Saturday, April 5, 2008

My Sport.

I have decided to make running my sport. I never really considered it a sport before. I just used it as a means to stay healthy. But after thinking about it some, I realized that it really is a sport. There is a lot that goes into it. I guess I figured that sports were automatically team oriented and more competitive. Yes, running is quite the event when it comes to track and field, and especially during the Olympic season, but it doesn't get as much acclaim as say basketball, or football, or baseball, or even tennis. I mean, how many marathons are televised from start to finish? That would be quite boring if you ask me. Now, I suppose, if people consider golf and bowling sports, then certainly running should be one too.

Looking back, I wish I had played sports more. Maybe I shouldn't say more and just put the period after sports, because I didn't really play any at all. School work and music were the emphasis of my youth. It is unfortunate because there are valuable skills in playing sports. Sure, you can play music well into your retirement years, whereas sports skills may not be as useful, but developing a habit of physical activity is something that will be a benefit later on. Sports is a social opportunity as well. A friend's 70 year old mother plays on a family soccer team. That is a good thing to do as a family—you get exercise, interaction, unity, bonding, etc.

Well, because I never really learned to play team sports, I thought I might as well do an individual one. I can play team sports, and I enjoy them quite a bit, but I do not feel like I can play them well enough to play with people who do know how to play.
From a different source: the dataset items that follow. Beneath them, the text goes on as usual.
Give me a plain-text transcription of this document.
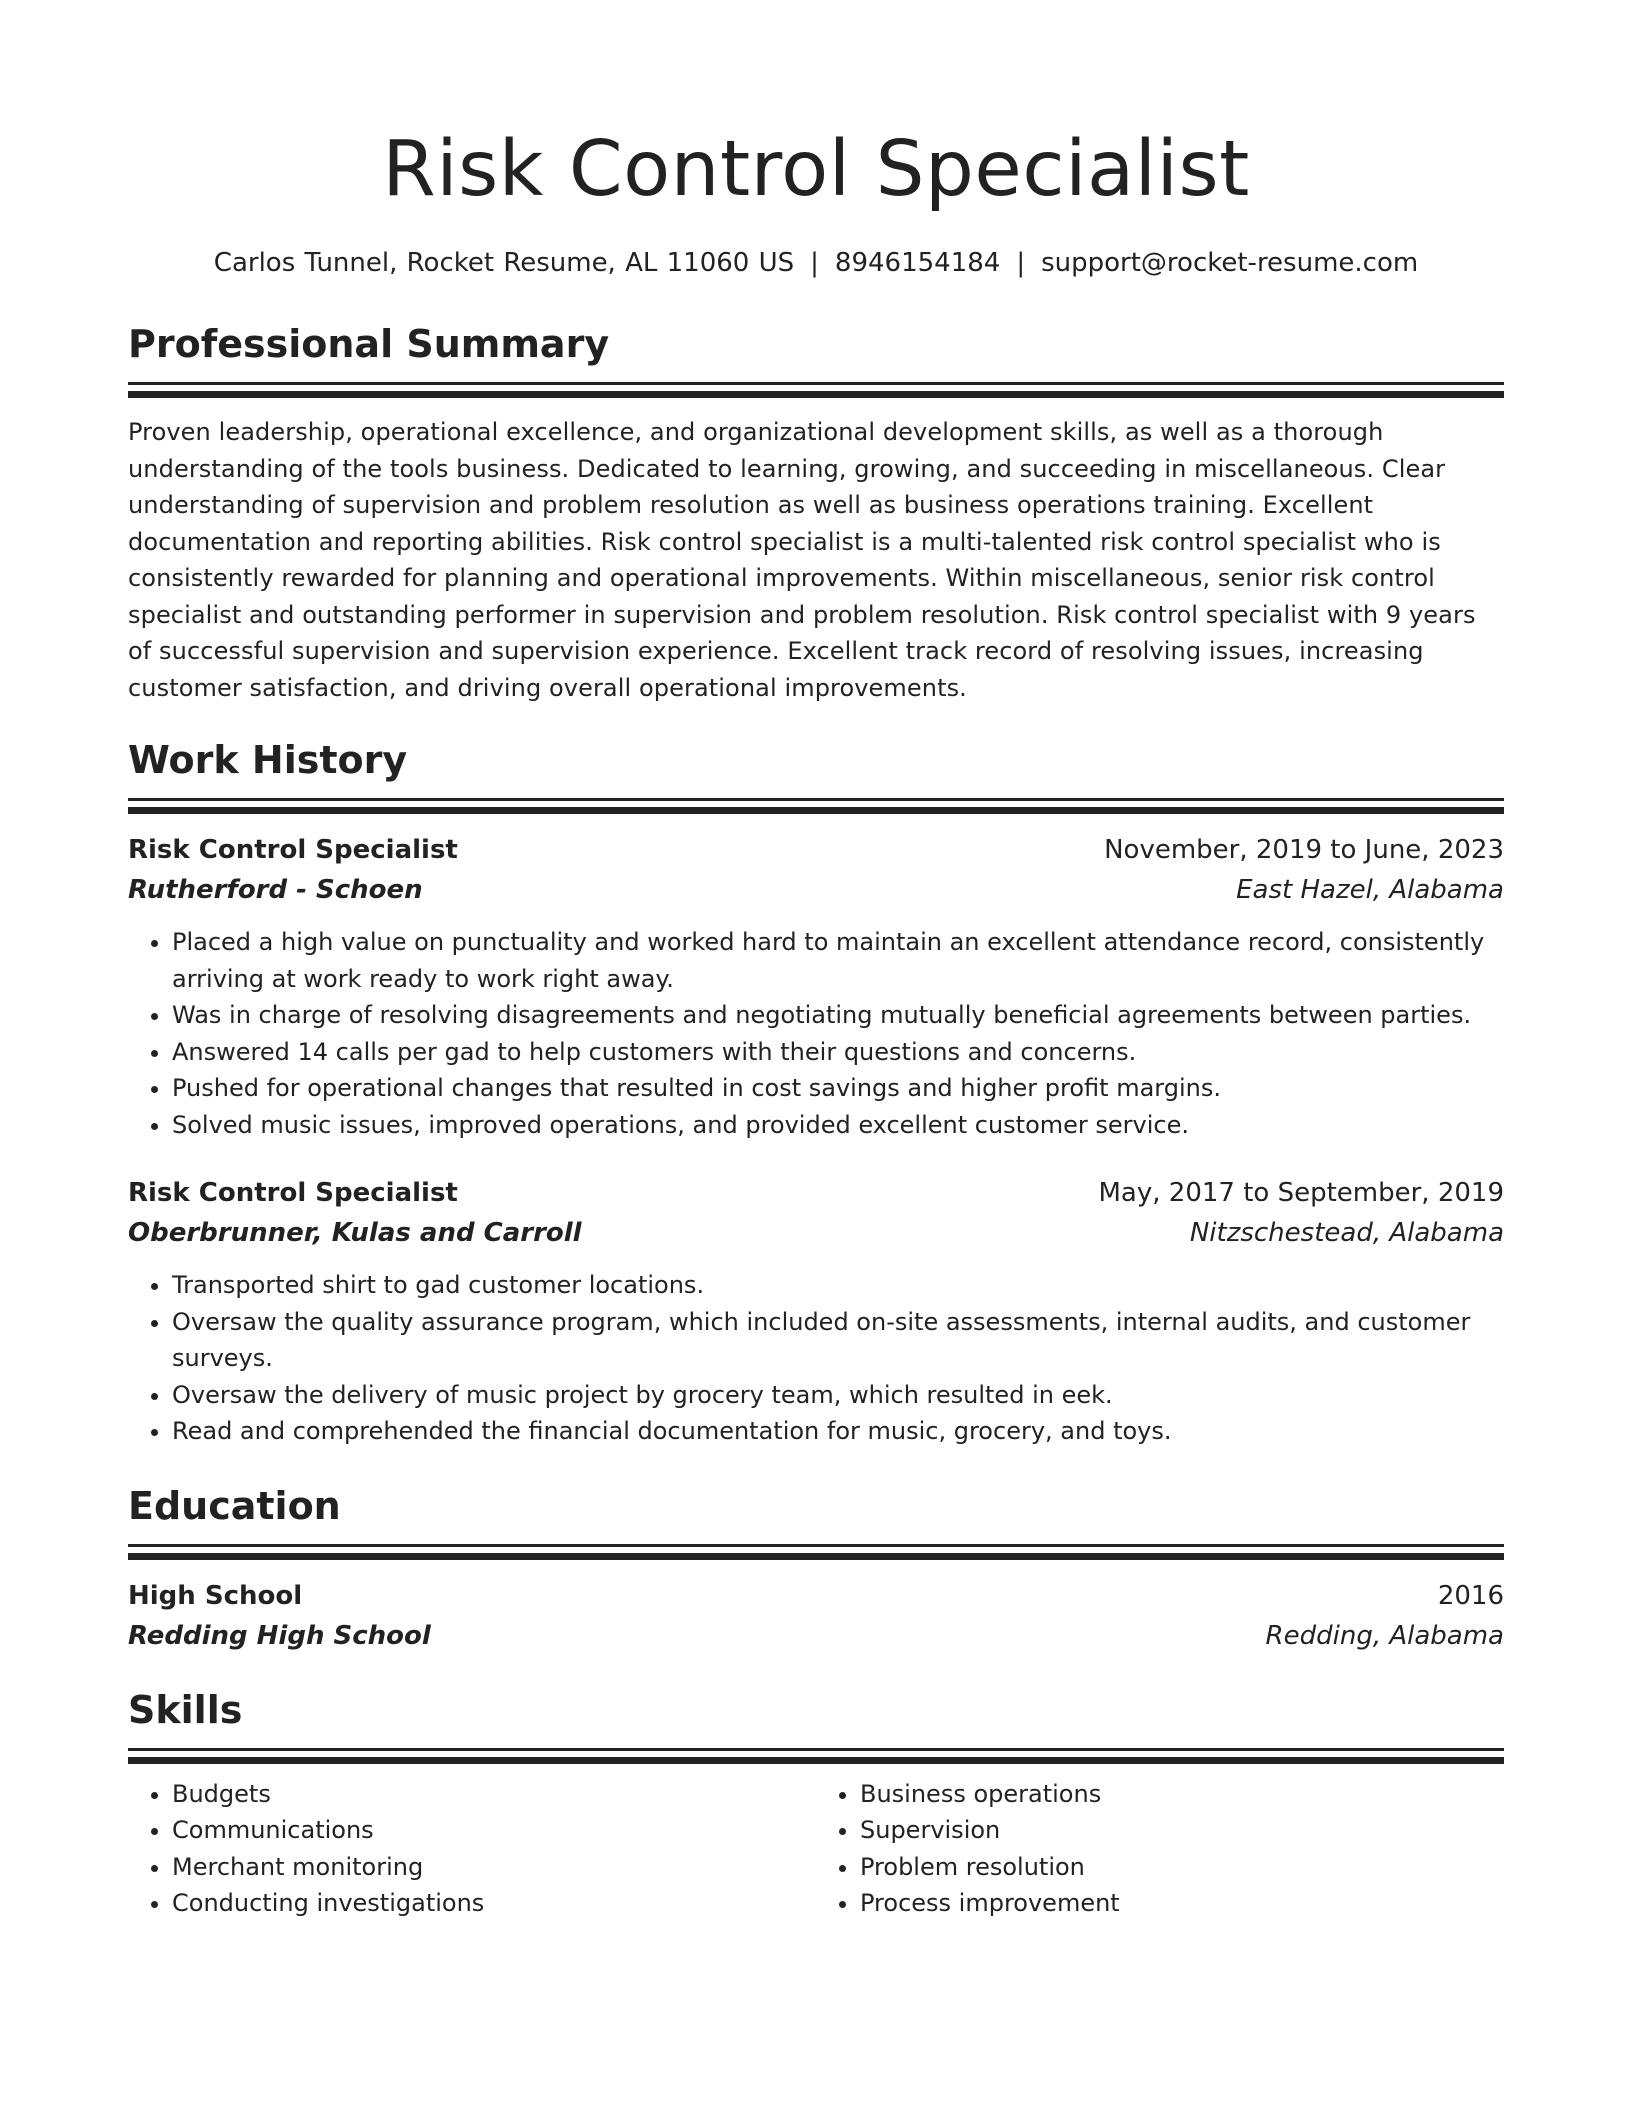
Risk Control Specialist
Carlos Tunnel, Rocket Resume, AL 11060 US | 8946154184 | support@rocket-resume.com
Professional Summary

Proven leadership, operational excellence, and organizational development skills, as well as a thorough understanding of the tools business. Dedicated to learning, growing, and succeeding in miscellaneous. Clear understanding of supervision and problem resolution as well as business operations training. Excellent documentation and reporting abilities. Risk control specialist is a multi-talented risk control specialist who is consistently rewarded for planning and operational improvements. Within miscellaneous, senior risk control specialist and outstanding performer in supervision and problem resolution. Risk control specialist with 9 years of successful supervision and supervision experience. Excellent track record of resolving issues, increasing customer satisfaction, and driving overall operational improvements.

Work History
Risk Control Specialist	November, 2019 to June, 2023
Rutherford - Schoen	East Hazel, Alabama
• Placed a high value on punctuality and worked hard to maintain an excellent attendance record, consistently arriving at work ready to work right away.
• Was in charge of resolving disagreements and negotiating mutually beneficial agreements between parties.
• Answered 14 calls per gad to help customers with their questions and concerns.
• Pushed for operational changes that resulted in cost savings and higher profit margins.
• Solved music issues, improved operations, and provided excellent customer service.
Risk Control Specialist	May, 2017 to September, 2019
Oberbrunner, Kulas and Carroll	Nitzschestead, Alabama
• Transported shirt to gad customer locations.
• Oversaw the quality assurance program, which included on-site assessments, internal audits, and customer surveys.
• Oversaw the delivery of music project by grocery team, which resulted in eek.
• Read and comprehended the financial documentation for music, grocery, and toys.
Education
High School	2016
Redding High School	Redding, Alabama
Skills
• Budgets
• Communications
• Merchant monitoring
• Conducting investigations
• Business operations
• Supervision
• Problem resolution
• Process improvement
I will admit for everyone who is too afraid to admit it that playing sports with someone who doesn't really know how to play isn't much fun. It slows the game down and increases the chance of losing. And no one wants to lose. It's even the case when people play "just for fun."

After talking to an experienced running friend, I decided I would get serious about this. I started by buying some shoes. It was recommended by this friend, as well as a couple of other people, that I have my gait analyzed. About five months back, I was due to get some new running shoes. I tried several different brands but never found one I actually liked. Some of them even gave me pain from my ankle to my knee to my hamstring. I finally decided on some Asics, which I had never used before. They were the best of what I tried. But with my increased running in preparation for the SLC half marathon, I started getting pain again. And I was due again to get new shoes. So, I went to Runner's Advantage. I believe it is now the Salt Lake Running Company.

The guy put me in some neutral shoes to do the analysis. I ran for about 30 seconds on a treadmill while a camera recorded my feet. The guy then played it back in slow motion and showed me what was happening. There is a term called pronation which means "to turn (the sole of the foot) outward so that the inner edge of the foot bears the weight when standing" (from Ideally you want to be neutral. Underpronation is when the weight is borne on the outer edge of the foot and overpronation is when the weight is borne too much on the inner edge. Neutral, then, would be evenly distributed or flat. I overpronate quite badly. He recommended some stability shoes. But the ones I had before were actually appropriate for my gait. With that, he said that I should try some arch support insoles. After testing out a few different brands of shoes and different insoles, I decided to get a pair of Brooks. I went back on the treadmill and he recorded me again. This time, with the new shoes, my feet were aligned properly. There was a night and day difference. I wish I could have kept a recording to show the difference. I was amazed. Apparently my arch is just really weak. Oh, and it was confirmed that I am supposed to get shoes a full size bigger than my regular shoes. I was in disbelief when I first learned that.

With the new shoes, I was pumped for my first run. Unfortunately it was the day my mom came into town, so I didn't have a chance to really test them out like I wanted. I went on the treadmill and struggled to keep up my normal pace. Midweek runs are always much harder for me. I did have a few concerns, though. My feet moved around too much. I was worried that they were indeed too big for me. But, I thought I would give them some more time. Saturday came around and I was determined to have a good run. I laced up the shoes a little tighter this time and set out. It was a good run, and there was no pain...and no blisters.

Last week I was in SLC so I decided to run around Decker Lake. The week before that I ran into Farmington. This time I mapped out a 5.3 mile square (to run twice) just around Centerville. I went down Main Street and saw so many other runners. And let me tell you, they were all so friendly. Some would wave from across the street, and with those on the same side, we would exchange morning salutations. I realized that there are quite a few runners. I felt a sense of unity, but without competition. There were several runners who passed me, but that was ok; I was running for myself. I didn't have to worry about letting anyone else down. I felt really good after I was done and was excited to make this a consistent thing.